講談ボタニカル、そして春風亭昇羊「うどんや」
お江戸両国亭の講談ボタニカルに行きました。
「孝女 お露」一龍斎貞奈/「お民の度胸」一龍斎貞鏡/「青嵐」(山本周五郎原作)神田すみれ/中入り/「鎌倉星月夜」一龍斎貞寿/「日本女医誕生記」宝井琴桜
貞鏡先生の「お民の度胸」。森の石松を匿った小松村の七五郎の女房・お民の啖呵の見事さ。これは貞鏡先生のキャラクターにピッタリでとても良かった。
逃げた石松を追ってきた都鳥の吉兵衛以下10人の子分たちが血刀をぶらさげて訪ねてきても、七五郎は「石は来た。だが、それは昨晩のこと。今はいない」とシラを切る。それでも執拗に詮索する都鳥一家に対し、強気に出たのは女房お民の方だった。「疑うなら、家中を探すがいい。それでいなかったら、容赦しないよ。その覚悟はあるんだろうね」。
これには吉兵衛はじめ子分たちも震え上がる。すっかり屁っ放り腰になってしまっているのが目に浮かぶようだ。相手に意気地がないのを見透かしているお民の肝の据わり方がすごい。戸棚の中に隠れている石松も惚れ直したことだろう。
貞寿先生の「鎌倉星月夜」。奥女中取締役の局松島に惚れた執権北条義時の次男、次郎朝時が情けない。松島の侍女・賤機(しずはた)を介して、三通の恋文を送ったが、松島は封も開けずに返してしまう。振られたわけだ。それなのに諦め切れない朝時は松島が座敷から出てくるところを待ち伏せして、襲いかかるという…。
その現場を偶然通りかかった、所司代別当職和田左衛門尉義盛の三男、朝比奈三郎義秀が松島の窮地を救う。今度は松島が義秀に恋煩いをしてしまう。恋文の歌の文句が洒落ている。張りつめし胸の氷の苦しさを朝日にとける折を松島。義秀もこの女性ならと思ったのであろう。妻にしたいと兄に相談し、父の義盛に話がいって、御台所政子の媒酌で婚礼を挙げた。

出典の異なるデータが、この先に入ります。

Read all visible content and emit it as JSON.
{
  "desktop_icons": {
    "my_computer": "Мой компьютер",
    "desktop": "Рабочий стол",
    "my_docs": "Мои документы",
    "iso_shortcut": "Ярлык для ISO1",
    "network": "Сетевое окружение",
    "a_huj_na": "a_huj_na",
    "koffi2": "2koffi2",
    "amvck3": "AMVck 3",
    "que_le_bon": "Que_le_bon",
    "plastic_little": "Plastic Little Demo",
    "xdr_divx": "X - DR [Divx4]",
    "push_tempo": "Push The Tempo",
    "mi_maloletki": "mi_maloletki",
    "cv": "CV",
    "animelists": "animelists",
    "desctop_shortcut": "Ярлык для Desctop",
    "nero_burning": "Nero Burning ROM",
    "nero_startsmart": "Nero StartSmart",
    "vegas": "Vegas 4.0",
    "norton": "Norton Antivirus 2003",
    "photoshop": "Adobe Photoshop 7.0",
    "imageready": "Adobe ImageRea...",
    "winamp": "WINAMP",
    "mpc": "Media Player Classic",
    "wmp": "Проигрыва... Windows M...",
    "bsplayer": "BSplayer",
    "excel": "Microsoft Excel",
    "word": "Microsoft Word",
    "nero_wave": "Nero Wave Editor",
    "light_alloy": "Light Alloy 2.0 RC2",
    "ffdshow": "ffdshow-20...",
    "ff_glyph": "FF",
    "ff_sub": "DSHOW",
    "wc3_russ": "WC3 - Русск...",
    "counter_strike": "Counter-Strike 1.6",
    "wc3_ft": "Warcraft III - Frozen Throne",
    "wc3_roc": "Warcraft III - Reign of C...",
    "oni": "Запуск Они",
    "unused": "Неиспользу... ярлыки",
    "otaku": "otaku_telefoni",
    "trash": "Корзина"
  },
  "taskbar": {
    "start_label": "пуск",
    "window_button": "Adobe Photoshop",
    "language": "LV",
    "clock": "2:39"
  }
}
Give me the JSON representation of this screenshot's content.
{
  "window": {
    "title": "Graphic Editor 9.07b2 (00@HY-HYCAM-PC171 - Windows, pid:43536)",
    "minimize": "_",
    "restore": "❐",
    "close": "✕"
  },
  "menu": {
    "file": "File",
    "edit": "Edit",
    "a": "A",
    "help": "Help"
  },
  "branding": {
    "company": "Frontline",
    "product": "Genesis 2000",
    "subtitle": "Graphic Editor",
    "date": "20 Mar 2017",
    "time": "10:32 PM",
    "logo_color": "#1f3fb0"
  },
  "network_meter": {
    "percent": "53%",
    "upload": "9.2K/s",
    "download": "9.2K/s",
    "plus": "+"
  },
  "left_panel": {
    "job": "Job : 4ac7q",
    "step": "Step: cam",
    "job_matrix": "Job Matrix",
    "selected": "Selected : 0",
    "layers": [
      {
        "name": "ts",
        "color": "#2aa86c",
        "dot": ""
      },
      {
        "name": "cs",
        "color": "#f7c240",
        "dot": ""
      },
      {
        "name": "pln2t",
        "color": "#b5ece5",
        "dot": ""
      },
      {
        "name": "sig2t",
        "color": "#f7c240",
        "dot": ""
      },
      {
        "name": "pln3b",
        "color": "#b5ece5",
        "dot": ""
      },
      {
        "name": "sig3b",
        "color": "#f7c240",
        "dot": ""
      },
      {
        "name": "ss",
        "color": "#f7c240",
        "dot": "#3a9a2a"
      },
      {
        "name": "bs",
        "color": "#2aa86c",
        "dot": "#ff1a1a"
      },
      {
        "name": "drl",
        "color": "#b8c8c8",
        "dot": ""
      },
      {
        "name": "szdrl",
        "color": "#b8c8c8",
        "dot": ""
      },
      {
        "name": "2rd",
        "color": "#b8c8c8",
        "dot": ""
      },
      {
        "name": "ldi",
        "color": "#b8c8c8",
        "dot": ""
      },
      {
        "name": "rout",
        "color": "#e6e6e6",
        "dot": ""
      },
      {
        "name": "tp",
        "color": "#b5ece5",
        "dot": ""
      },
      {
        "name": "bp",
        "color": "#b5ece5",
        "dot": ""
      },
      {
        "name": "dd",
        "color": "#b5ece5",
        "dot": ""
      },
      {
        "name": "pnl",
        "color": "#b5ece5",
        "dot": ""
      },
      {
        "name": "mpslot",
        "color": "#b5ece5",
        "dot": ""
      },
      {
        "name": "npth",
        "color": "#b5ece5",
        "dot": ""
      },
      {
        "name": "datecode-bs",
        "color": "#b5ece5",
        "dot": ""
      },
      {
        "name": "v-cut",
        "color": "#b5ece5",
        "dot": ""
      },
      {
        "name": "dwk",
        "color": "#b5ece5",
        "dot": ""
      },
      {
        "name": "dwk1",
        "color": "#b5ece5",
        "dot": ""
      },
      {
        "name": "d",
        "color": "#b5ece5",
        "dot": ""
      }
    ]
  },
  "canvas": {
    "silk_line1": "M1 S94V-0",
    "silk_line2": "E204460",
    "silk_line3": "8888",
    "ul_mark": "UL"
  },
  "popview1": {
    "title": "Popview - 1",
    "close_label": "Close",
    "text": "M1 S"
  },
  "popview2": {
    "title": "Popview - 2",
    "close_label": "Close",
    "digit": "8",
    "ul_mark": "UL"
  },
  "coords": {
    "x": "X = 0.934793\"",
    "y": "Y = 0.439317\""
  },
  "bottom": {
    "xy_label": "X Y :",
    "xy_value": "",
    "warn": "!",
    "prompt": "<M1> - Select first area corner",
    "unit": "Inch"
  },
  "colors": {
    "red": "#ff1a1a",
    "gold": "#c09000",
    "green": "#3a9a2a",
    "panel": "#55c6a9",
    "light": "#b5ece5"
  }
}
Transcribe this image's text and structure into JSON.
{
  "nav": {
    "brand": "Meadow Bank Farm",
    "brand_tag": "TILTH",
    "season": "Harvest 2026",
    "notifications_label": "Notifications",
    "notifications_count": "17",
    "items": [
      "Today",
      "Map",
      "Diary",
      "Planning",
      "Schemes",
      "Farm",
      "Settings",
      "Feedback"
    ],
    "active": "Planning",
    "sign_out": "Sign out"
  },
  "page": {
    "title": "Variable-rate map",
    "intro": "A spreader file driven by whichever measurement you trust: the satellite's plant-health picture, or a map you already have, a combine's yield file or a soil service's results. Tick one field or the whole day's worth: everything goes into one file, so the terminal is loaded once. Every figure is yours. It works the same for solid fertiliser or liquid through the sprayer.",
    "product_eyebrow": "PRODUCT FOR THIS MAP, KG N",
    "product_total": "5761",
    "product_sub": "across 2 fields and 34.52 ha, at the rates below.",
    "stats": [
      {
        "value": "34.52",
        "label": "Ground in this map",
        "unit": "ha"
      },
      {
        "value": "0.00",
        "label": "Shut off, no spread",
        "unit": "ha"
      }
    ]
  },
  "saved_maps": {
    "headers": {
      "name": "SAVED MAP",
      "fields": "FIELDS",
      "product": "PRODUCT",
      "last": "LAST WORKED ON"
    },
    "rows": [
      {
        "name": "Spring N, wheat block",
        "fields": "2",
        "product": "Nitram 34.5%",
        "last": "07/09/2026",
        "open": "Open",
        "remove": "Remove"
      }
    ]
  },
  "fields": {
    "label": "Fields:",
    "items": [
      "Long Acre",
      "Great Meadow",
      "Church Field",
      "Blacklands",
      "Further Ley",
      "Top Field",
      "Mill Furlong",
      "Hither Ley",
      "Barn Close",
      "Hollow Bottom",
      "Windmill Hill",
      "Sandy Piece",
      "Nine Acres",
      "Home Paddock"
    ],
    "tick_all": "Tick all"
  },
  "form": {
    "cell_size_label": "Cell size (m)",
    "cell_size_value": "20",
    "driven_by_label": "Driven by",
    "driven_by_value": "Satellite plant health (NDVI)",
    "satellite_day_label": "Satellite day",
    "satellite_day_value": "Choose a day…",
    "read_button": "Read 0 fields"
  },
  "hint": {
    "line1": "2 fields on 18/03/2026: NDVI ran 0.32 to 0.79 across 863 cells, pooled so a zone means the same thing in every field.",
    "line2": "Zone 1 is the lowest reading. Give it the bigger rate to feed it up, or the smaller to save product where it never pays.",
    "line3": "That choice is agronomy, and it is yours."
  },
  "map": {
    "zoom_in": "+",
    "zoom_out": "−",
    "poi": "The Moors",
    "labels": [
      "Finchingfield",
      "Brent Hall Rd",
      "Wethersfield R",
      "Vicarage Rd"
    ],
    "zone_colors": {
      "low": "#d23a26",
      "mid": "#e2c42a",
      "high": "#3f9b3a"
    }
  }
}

だが、悔しい朝時は叔母の政子に嘆願し、政子も甥可愛さもあって、何と義秀と松島の仲を引き裂いてしまう…。酷い。これによって松島は自害してしまうという悲劇。貞寿先生が女性の恋心とその末の哀しみを巧みに表現していて、引き込まれた。
夜は「ひつじのばば~春風亭昇羊ネタだし落語会」に行きました。「子ほめ」「夢の酒」「うどんや」の三席。昇羊さんが真打昇進を見据えて、本腰を入れて落語に取り組みたいと、原則毎月開催する勉強会的意味合いの強い会だ。
「うどんや」。風邪っぴきの客が鍋焼きうどんを食べるところ、とても良かった。仕草がとても綺麗ということもあるし、寒い中美味しそうにうどんを食べているのがジンジン伝わってきて、聴き手のこちらまで温まるようだった。
前半、酔っ払いが火にあたって、かじかんだ手を温める件。もう少し図々しい感じを出すと良いと思った。火が弱いと言って、炭を足させるところ、最後に「指がピーンとなった。かみさんによろしく」とうどんも食べずに去ろうとするところ、そして「うどんは嫌いなんだ。雑煮?酒飲みに餅を勧めるトンチキがあるか!」と怒鳴るところ、もっと憎たらしいくらいの方がいい。
「仕立て屋の太兵衛を知っているか?」ではじまる繰り返しの件。もっとクサいと思われるくらいに人情噺風味を足すと良いと思った。十八になる娘のミー坊が商売仲間から婿を取って婚礼をした。そのときの玄関先の「おじさん!おじさん!」と駆け寄るところ、正面の唐紙が開いて「おじさん、さてこの度はご心配を授かりまして、ありがとうございました」と立派な挨拶をするところ、ミー坊が小さい頃から可愛がっていて、そのミー坊が成長した喜びみたいなものが、この酔っ払いの台詞から溢れてくると、「こんなめでたい日はないよなあ」という台詞が生きてくると思った。